1 – Fiction ou réel, romans et témoins.

Le tout premier à écrire sur la Poche, en 1949, est l’érudit croisicais, Henry Rio, avec son livre « Les oubliés du Tréhic ». Il pense trop vite que la « sérénité » retrouvée et un certain « désabusement », lui autorisent cette « chronique romancée ». Elle décrit la collaboration ordinaire des différentes composantes de la population locale. En toute « objectivité », car croit-il, « la vérité est simple et ingénue ». Ecrit sous le pseudo de Kervenel, et rebaptisant Le Croisic en Tréhic, son livre provoque un scandale : il essuie des coups de feu et doit quitter la commune. Soixante dix ans après, le livre semble toujours la cause d’un malaise dans la mémoire locale.

Après lui, et en dehors d’ouvrages plus généraux, le suivant à évoquer la question est… un Allemand, Reinhold Müller en 1966. Officier de liaison du commandant de la forteresse (Festung), il en raconte les tout derniers jours, jusqu’à la reddition de Bouvron, le 11 mai 1945. Ce regard « autre » ne sera découvert que vingt ans plus tard. Pour trouver des témoignages directs côté français il faut attendre encore huit ans. Pierre Mahé, publie en 1974, sous son pseudo de Maxime, un recueil de 34 récits de Résistants, dont ceux d’actions et de passages dans la Poche. Au nom du souvenir militant de la Résistance, il en est diffusé 5.000 exemplaires.
Puis, retour au roman en 1980 : Jean-Anne Chalet, journaliste, décrit la vie quotidienne dans la Poche dans la commune périphérique de Guenrouët. L’intrigue « tragi-comique » repose sur le personnage de « Peau de grenouille », surnom donné à l’adjudant allemand Damm par les locaux qui en auraient « gardé un bon souvenir ».

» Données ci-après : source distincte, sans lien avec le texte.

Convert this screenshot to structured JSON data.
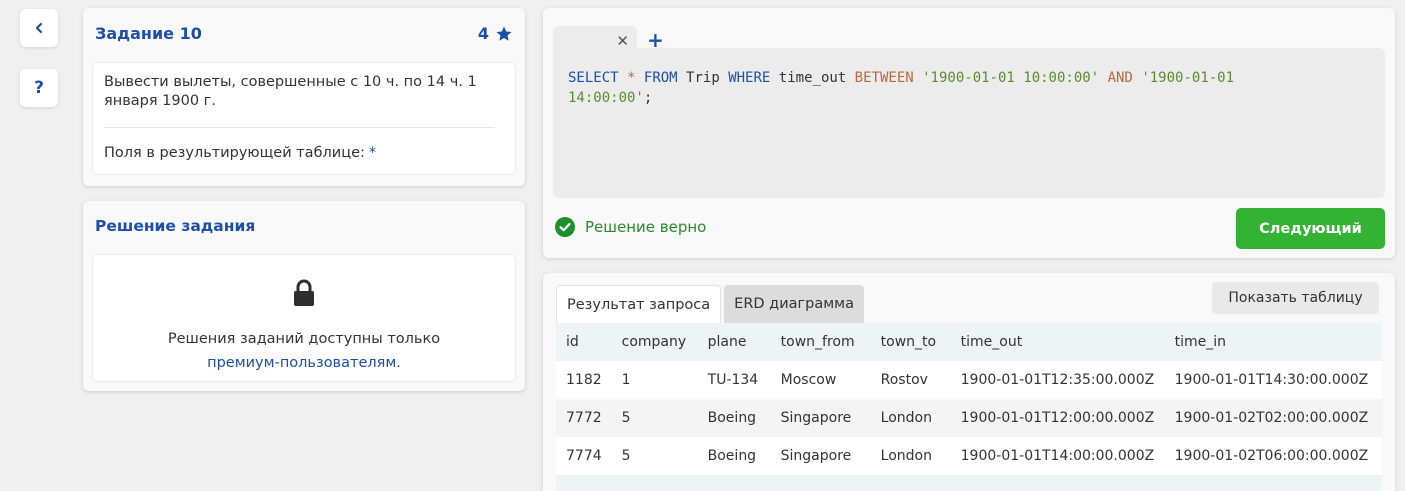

Nouvelle occurrence militante. l’AREMORS publie en 1984, son Cahier n°5 sur La Poche. Si elle fait une large place à la vie quotidienne, cette brochure d’édition rudimentaire aborde aussi avec précision la reddition allemande, la Libération et ses circonstances politiques, sans ignorer la Collaboration. Elle consigne aussi la mémoire des luttes et combats de la Résistance FFI. Militant, son travail répond néanmoins aux critères d’une recherche historienne : de nouveaux témoignages, un travail poussé aux archives et des sources inédites.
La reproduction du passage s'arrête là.